Commit Graph

83 Commits

Author SHA1 Message Date
Trenton H
aea2927a02 Feature: Convert Tika parser to the plugin system (#12333)
* Chore: move Tika parser and tests to paperless/

Move TikaDocumentParser and its tests to the canonical parser package
location, matching the pattern established for TextDocumentParser:

- src/paperless_tika/parsers.py → src/paperless/parsers/tika.py
- src/paperless_tika/tests/test_tika_parser.py → src/paperless/tests/parsers/test_tika_parser.py
- src/paperless_tika/tests/samples/ → src/paperless/tests/samples/tika/

Merge tika fixtures (tika_parser, sample_odt_file, sample_docx_file,
sample_doc_file, sample_broken_odt) into the shared parsers conftest.
Remove the now-empty src/paperless_tika/tests/conftest.py.

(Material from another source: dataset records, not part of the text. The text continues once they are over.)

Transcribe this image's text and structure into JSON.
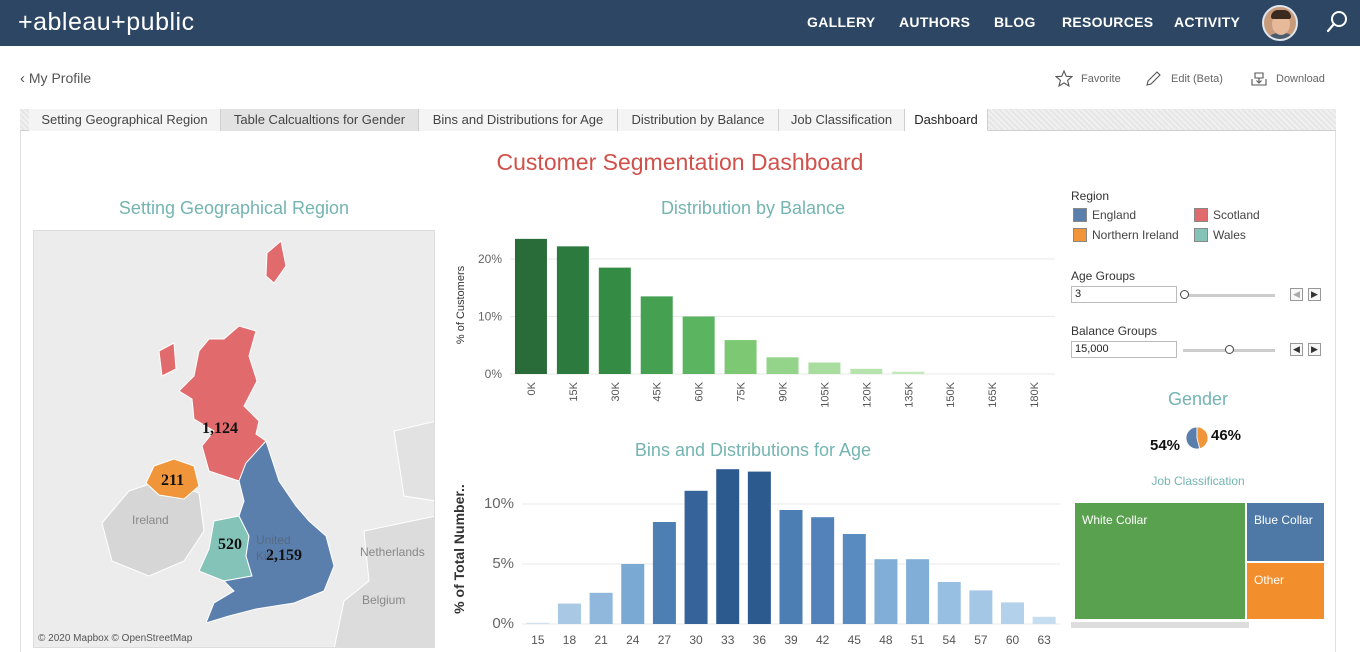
{
  "nav": {
    "logo": "+ableau+public",
    "links": [
      "GALLERY",
      "AUTHORS",
      "BLOG",
      "RESOURCES",
      "ACTIVITY"
    ]
  },
  "profile_bar": {
    "back_label": "My Profile",
    "favorite": "Favorite",
    "edit": "Edit (Beta)",
    "download": "Download"
  },
  "tabs": [
    "Setting Geographical Region",
    "Table Calcualtions for Gender",
    "Bins and Distributions for Age",
    "Distribution by Balance",
    "Job Classification",
    "Dashboard"
  ],
  "active_tab": "Dashboard",
  "dashboard": {
    "title": "Customer Segmentation Dashboard",
    "map": {
      "title": "Setting Geographical Region",
      "credit": "© 2020 Mapbox © OpenStreetMap",
      "labels": [
        "Ireland",
        "United",
        "Kin",
        "Netherlands",
        "Belgium"
      ],
      "values": {
        "scotland": "1,124",
        "northern_ireland": "211",
        "wales": "520",
        "england": "2,159"
      }
    },
    "legend": {
      "title": "Region",
      "items": [
        {
          "label": "England",
          "color": "#5b7fad"
        },
        {
          "label": "Scotland",
          "color": "#e06a6c"
        },
        {
          "label": "Northern Ireland",
          "color": "#f0953a"
        },
        {
          "label": "Wales",
          "color": "#84c3b8"
        }
      ]
    },
    "age_groups": {
      "label": "Age Groups",
      "value": "3",
      "level": 0
    },
    "balance_groups": {
      "label": "Balance Groups",
      "value": "15,000",
      "level": 0.5
    },
    "gender": {
      "title": "Gender",
      "left_pct": "54%",
      "right_pct": "46%",
      "colors": [
        "#5b7fad",
        "#f0953a"
      ]
    },
    "job_classification": {
      "title": "Job Classification",
      "cells": [
        {
          "label": "White Collar",
          "color": "#59a14f"
        },
        {
          "label": "Blue Collar",
          "color": "#4e79a7"
        },
        {
          "label": "Other",
          "color": "#f28e2b"
        }
      ]
    }
  },
  "chart_data": [
    {
      "type": "bar",
      "title": "Distribution by Balance",
      "ylabel": "% of Customers",
      "ytick_labels": [
        "0%",
        "10%",
        "20%"
      ],
      "ylim": [
        0,
        24
      ],
      "categories": [
        "0K",
        "15K",
        "30K",
        "45K",
        "60K",
        "75K",
        "90K",
        "105K",
        "120K",
        "135K",
        "150K",
        "165K",
        "180K"
      ],
      "values": [
        23.5,
        22.2,
        18.5,
        13.5,
        10.0,
        5.9,
        2.9,
        2.0,
        0.9,
        0.4,
        0,
        0,
        0
      ],
      "colors": [
        "#2a6b3a",
        "#2d7a3e",
        "#338b44",
        "#45a051",
        "#5bb560",
        "#7cc873",
        "#93d38a",
        "#a8dd9f",
        "#b7e4ae",
        "#c3e9bb",
        "#ccedc5",
        "#ccedc5",
        "#ccedc5"
      ]
    },
    {
      "type": "bar",
      "title": "Bins and Distributions for Age",
      "ylabel": "% of Total Number..",
      "ytick_labels": [
        "0%",
        "5%",
        "10%"
      ],
      "ylim": [
        0,
        12.5
      ],
      "categories": [
        "15",
        "18",
        "21",
        "24",
        "27",
        "30",
        "33",
        "36",
        "39",
        "42",
        "45",
        "48",
        "51",
        "54",
        "57",
        "60",
        "63"
      ],
      "values": [
        0.1,
        1.7,
        2.6,
        5.0,
        8.5,
        11.1,
        12.9,
        12.7,
        9.5,
        8.9,
        7.5,
        5.4,
        5.4,
        3.5,
        2.8,
        1.8,
        0.6
      ],
      "colors": [
        "#cfe0ef",
        "#a9c8e3",
        "#8fb8dc",
        "#7aaad4",
        "#4d7fb2",
        "#35639a",
        "#2c5a8f",
        "#2c5a8f",
        "#4c7eb4",
        "#5282b9",
        "#5a8bc0",
        "#80aed6",
        "#80aed6",
        "#97bfe1",
        "#a3c7e5",
        "#b3d1ea",
        "#c6ddef"
      ]
    },
    {
      "type": "pie",
      "title": "Gender",
      "labels": [
        "54%",
        "46%"
      ],
      "values": [
        54,
        46
      ],
      "colors": [
        "#5b7fad",
        "#f0953a"
      ]
    }
  ]
}
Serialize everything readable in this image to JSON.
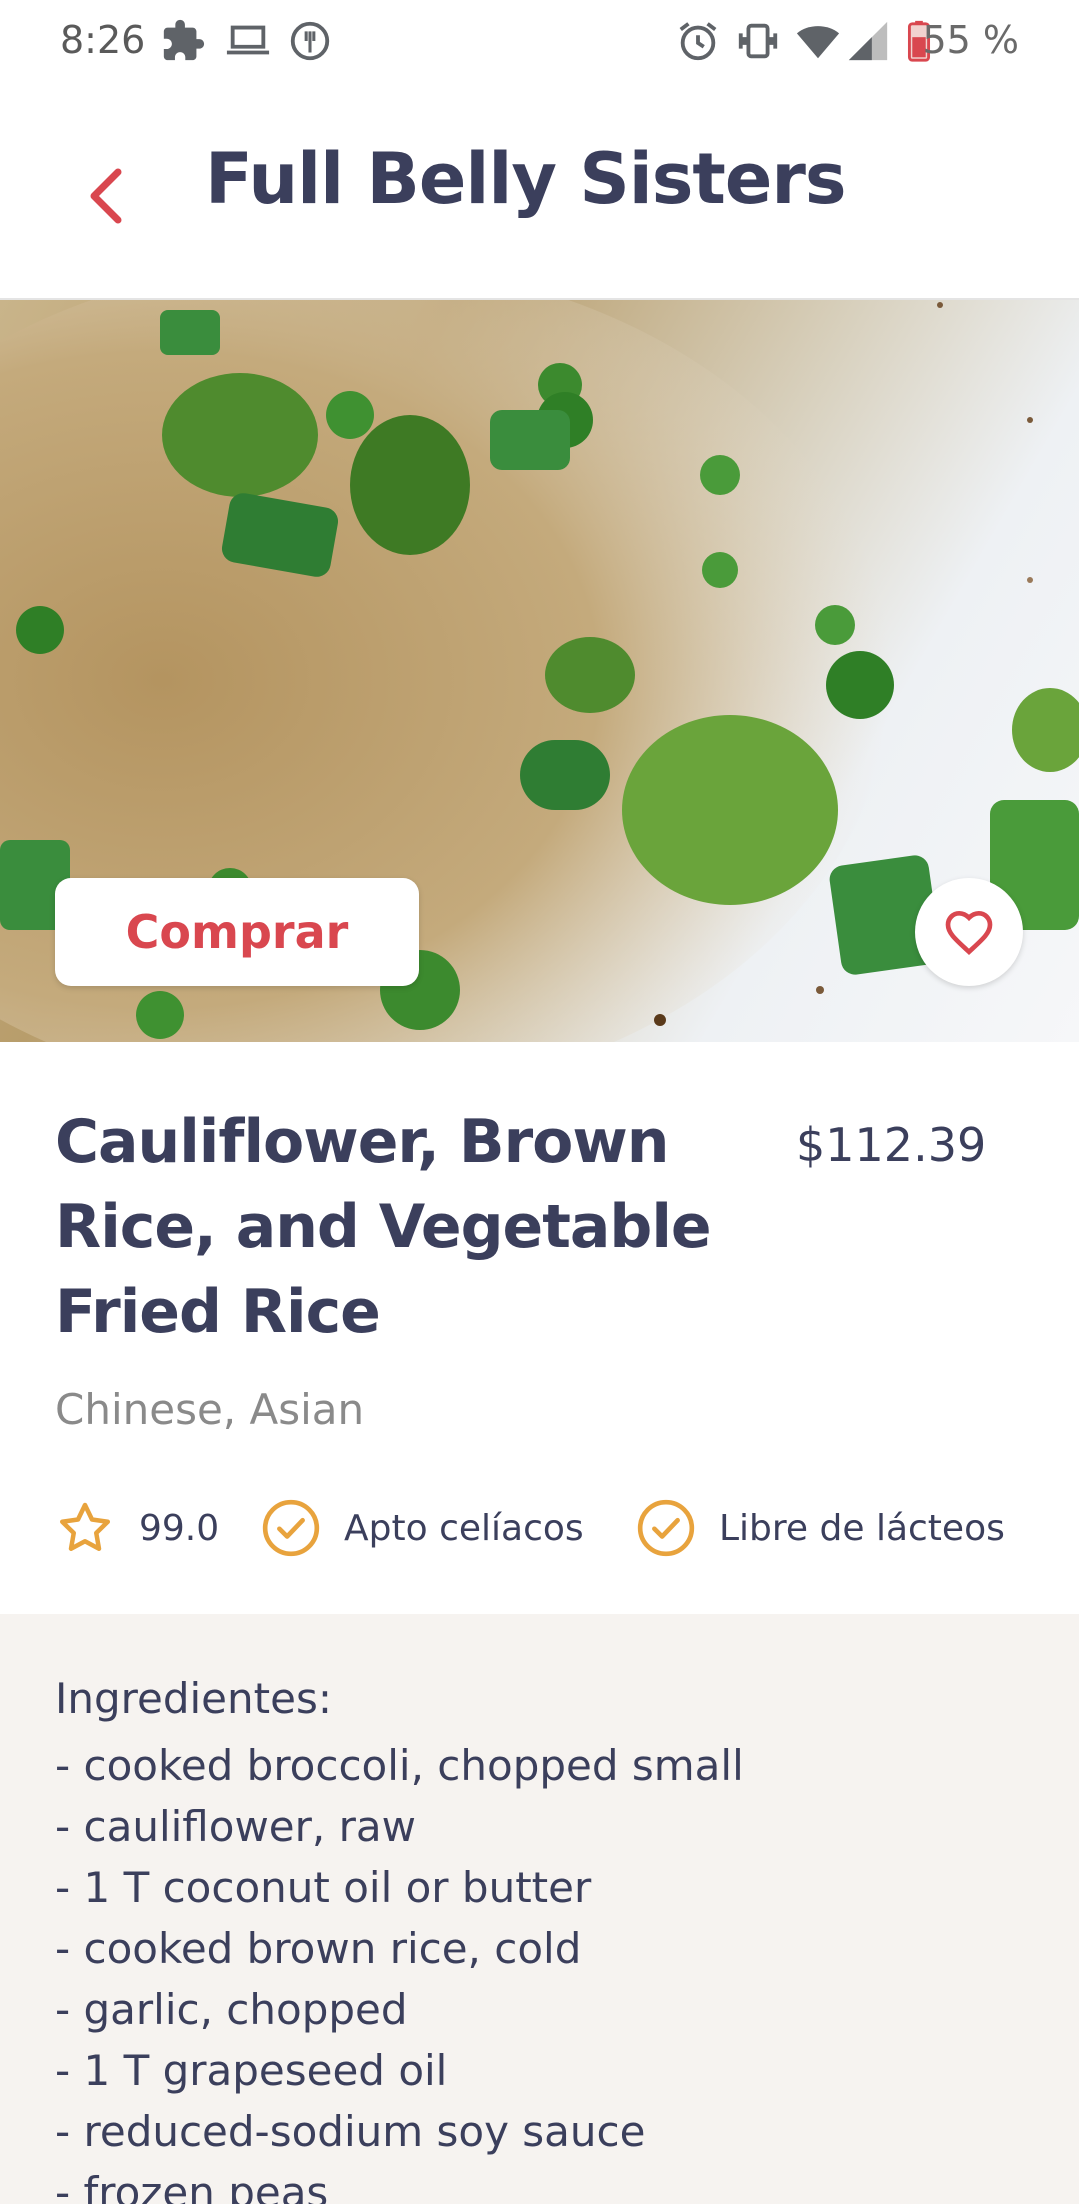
{
  "status_bar": {
    "time": "8:26",
    "battery": "55 %",
    "icons": [
      "puzzle-icon",
      "laptop-icon",
      "recipe-app-icon",
      "alarm-icon",
      "vibrate-icon",
      "wifi-icon",
      "signal-icon",
      "battery-icon"
    ]
  },
  "app_bar": {
    "title": "Full Belly Sisters",
    "back_icon": "chevron-left-icon",
    "accent_color": "#d9474f"
  },
  "hero": {
    "buy_label": "Comprar",
    "favorite_icon": "heart-outline-icon"
  },
  "recipe": {
    "title": "Cauliflower, Brown Rice, and Vegetable Fried Rice",
    "price": "$112.39",
    "cuisine": "Chinese, Asian",
    "rating": "99.0",
    "tags": [
      {
        "label": "Apto celíacos",
        "icon": "check-circle-icon"
      },
      {
        "label": "Libre de lácteos",
        "icon": "check-circle-icon"
      }
    ],
    "tag_color": "#e8a33d",
    "title_color": "#3b3f5c"
  },
  "ingredients": {
    "heading": "Ingredientes:",
    "items": [
      "- cooked broccoli, chopped small",
      "- cauliflower, raw",
      "- 1 T coconut oil or butter",
      "- cooked brown rice, cold",
      "- garlic, chopped",
      "- 1 T grapeseed oil",
      "- reduced-sodium soy sauce",
      "- frozen peas"
    ]
  }
}
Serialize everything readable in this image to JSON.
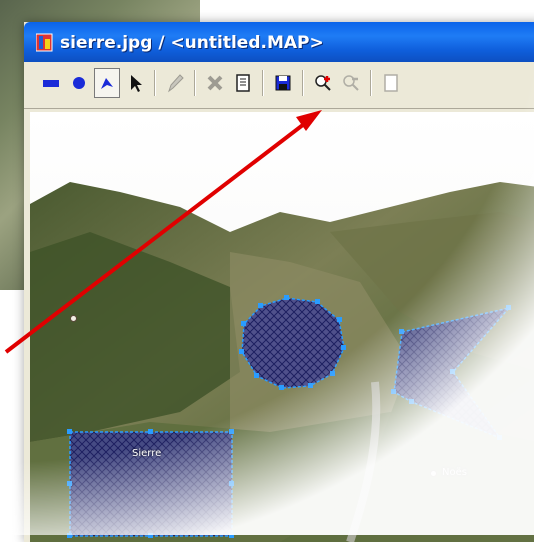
{
  "window": {
    "title": "sierre.jpg / <untitled.MAP>"
  },
  "toolbar": {
    "buttons": [
      {
        "name": "rectangle-tool",
        "icon": "rectangle-icon"
      },
      {
        "name": "circle-tool",
        "icon": "circle-icon"
      },
      {
        "name": "polygon-tool",
        "icon": "polygon-icon",
        "selected": true
      },
      {
        "name": "select-tool",
        "icon": "pointer-icon"
      },
      {
        "name": "edit-tool",
        "icon": "pencil-icon",
        "disabled": true
      },
      {
        "name": "delete-tool",
        "icon": "delete-icon",
        "disabled": true
      },
      {
        "name": "properties-button",
        "icon": "document-icon"
      },
      {
        "name": "save-button",
        "icon": "floppy-disk-icon"
      },
      {
        "name": "zoom-in-button",
        "icon": "zoom-in-icon"
      },
      {
        "name": "zoom-out-button",
        "icon": "zoom-out-icon",
        "disabled": true
      }
    ]
  },
  "map": {
    "place_labels": {
      "sierre": "Sierre",
      "noes": "Noës"
    }
  },
  "colors": {
    "titlebar": "#0a63ea",
    "shape_fill": "#3d3f9a",
    "shape_outline": "#1e90ff",
    "arrow": "#e00000"
  }
}
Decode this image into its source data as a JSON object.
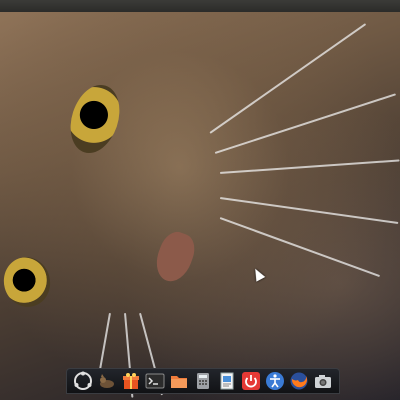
{
  "desktop": {
    "wallpaper": "cat-photo",
    "cursor_icon": "arrow-cursor-icon"
  },
  "dock": {
    "items": [
      {
        "icon": "ubuntu-logo-icon",
        "color": "#e95420"
      },
      {
        "icon": "kitty-icon",
        "color": "#7b5b3a"
      },
      {
        "icon": "gift-box-icon",
        "color": "#e95420"
      },
      {
        "icon": "terminal-icon",
        "color": "#2b2b2b"
      },
      {
        "icon": "folder-icon",
        "color": "#f07c3b"
      },
      {
        "icon": "calculator-icon",
        "color": "#9ea1a6"
      },
      {
        "icon": "document-viewer-icon",
        "color": "#4a90d9"
      },
      {
        "icon": "power-button-icon",
        "color": "#e53935"
      },
      {
        "icon": "accessibility-icon",
        "color": "#3a7bd5"
      },
      {
        "icon": "firefox-icon",
        "color": "#ff7a1c"
      },
      {
        "icon": "camera-icon",
        "color": "#cfd3d6"
      }
    ]
  }
}
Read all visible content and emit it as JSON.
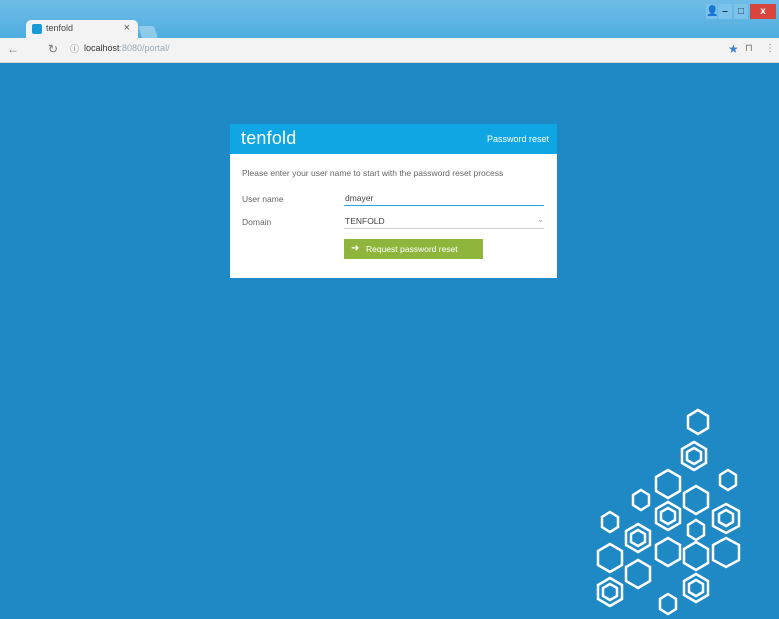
{
  "browser": {
    "tab_title": "tenfold",
    "tab_close": "×",
    "url_host": "localhost",
    "url_path": ":8080/portal/",
    "window_controls": {
      "user": "👤",
      "minimize": "–",
      "maximize": "□",
      "close": "x"
    },
    "icons": [
      "back-icon",
      "reload-icon",
      "info-icon",
      "star-icon",
      "extension-icon",
      "menu-icon"
    ]
  },
  "card": {
    "brand": "tenfold",
    "header_title": "Password reset",
    "intro": "Please enter your user name to start with the password reset process",
    "fields": {
      "user_label": "User name",
      "user_value": "dmayer",
      "domain_label": "Domain",
      "domain_value": "TENFOLD"
    },
    "button_label": "Request password reset"
  },
  "colors": {
    "background": "#1f89c6",
    "header": "#0fa6e3",
    "button": "#8fb53c"
  }
}
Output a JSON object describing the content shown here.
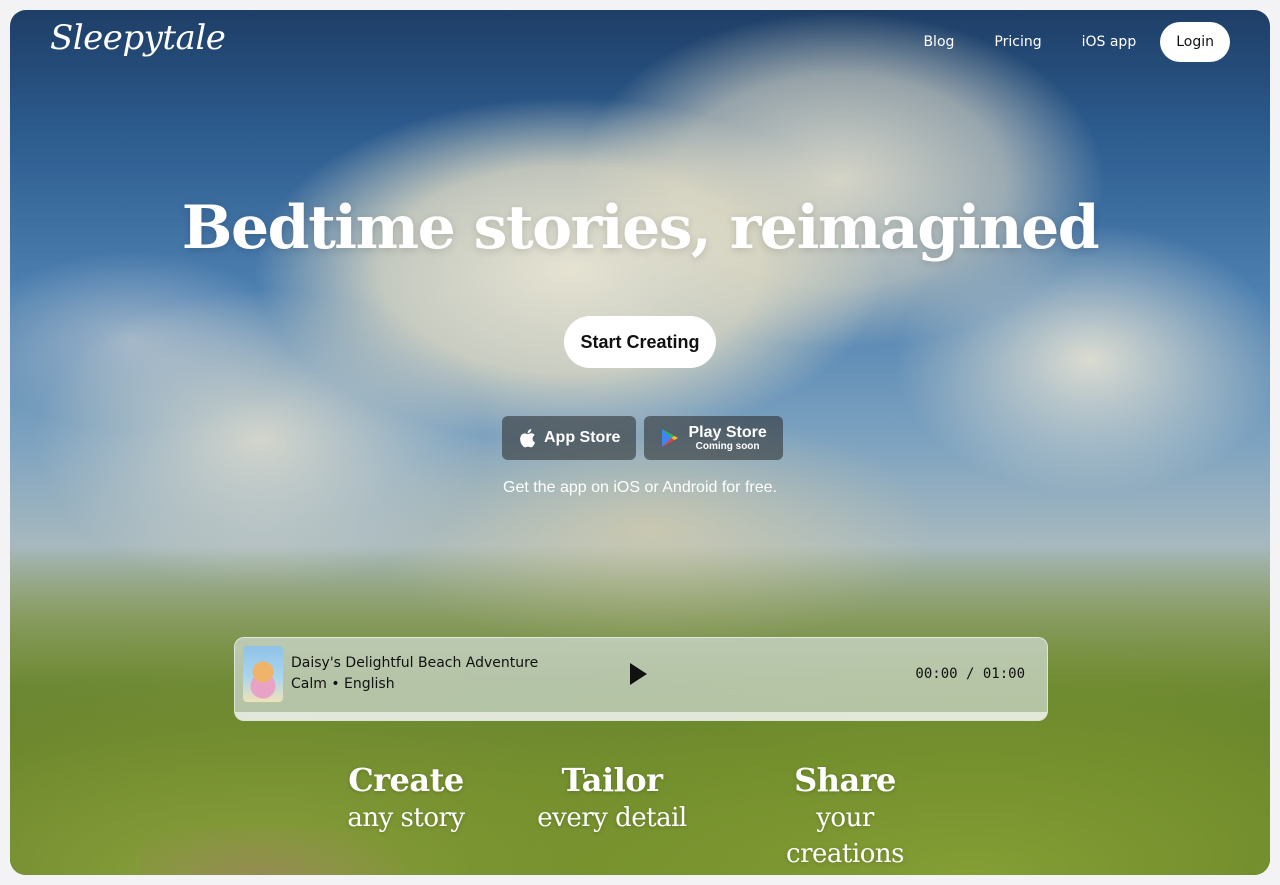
{
  "brand": {
    "name": "Sleepytale"
  },
  "nav": {
    "items": [
      {
        "label": "Blog"
      },
      {
        "label": "Pricing"
      },
      {
        "label": "iOS app"
      }
    ],
    "login_label": "Login"
  },
  "hero": {
    "title": "Bedtime stories, reimagined",
    "cta_label": "Start Creating",
    "app_store_label": "App Store",
    "play_store_label": "Play Store",
    "play_store_sub": "Coming soon",
    "note": "Get the app on iOS or Android for free."
  },
  "player": {
    "title": "Daisy's Delightful Beach Adventure",
    "meta": "Calm • English",
    "time": "00:00 / 01:00",
    "progress": 0
  },
  "features": [
    {
      "title": "Create",
      "subtitle": "any story"
    },
    {
      "title": "Tailor",
      "subtitle": "every detail"
    },
    {
      "title": "Share",
      "subtitle": "your creations"
    }
  ],
  "colors": {
    "accent_button": "#ffffff",
    "text": "#111111"
  },
  "icons": {
    "apple": "apple-icon",
    "play_store": "google-play-icon",
    "play": "play-icon"
  }
}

Content is unchanged — this commit is rename-only so git history is
preserved on the moved files.

Co-Authored-By: Claude Sonnet 4.6 <noreply@anthropic.com>

* Feature: Phase 3 — migrate TikaDocumentParser to ParserProtocol

Refactor TikaDocumentParser to satisfy ParserProtocol without subclassing
the legacy DocumentParser ABC:

- Add ClassVars: name, version, author, url
- Add supported_mime_types() classmethod (12 Office/ODF/RTF MIME types)
- Add score() classmethod — returns None when TIKA_ENABLED is False, 10 otherwise
- can_produce_archive = False (PDF is for display, not an OCR archive)
- requires_pdf_rendition = True (Office formats need PDF for browser display)
- __enter__/__exit__ via ExitStack: TikaClient opened once per parser
  lifetime and shared across parse() and extract_metadata() calls
- extract_metadata() falls back to a short-lived TikaClient when called
  outside a context manager (legacy view-layer metadata path)
- _convert_to_pdf() uses OutputTypeConfig() to honour the database-stored
  ApplicationConfiguration before falling back to the env-var setting
- Rename convert_to_pdf → _convert_to_pdf (private helper)

Update paperless_tika/signals.py shim to import from the new module path
and drop the legacy logging_group/progress_callback kwargs.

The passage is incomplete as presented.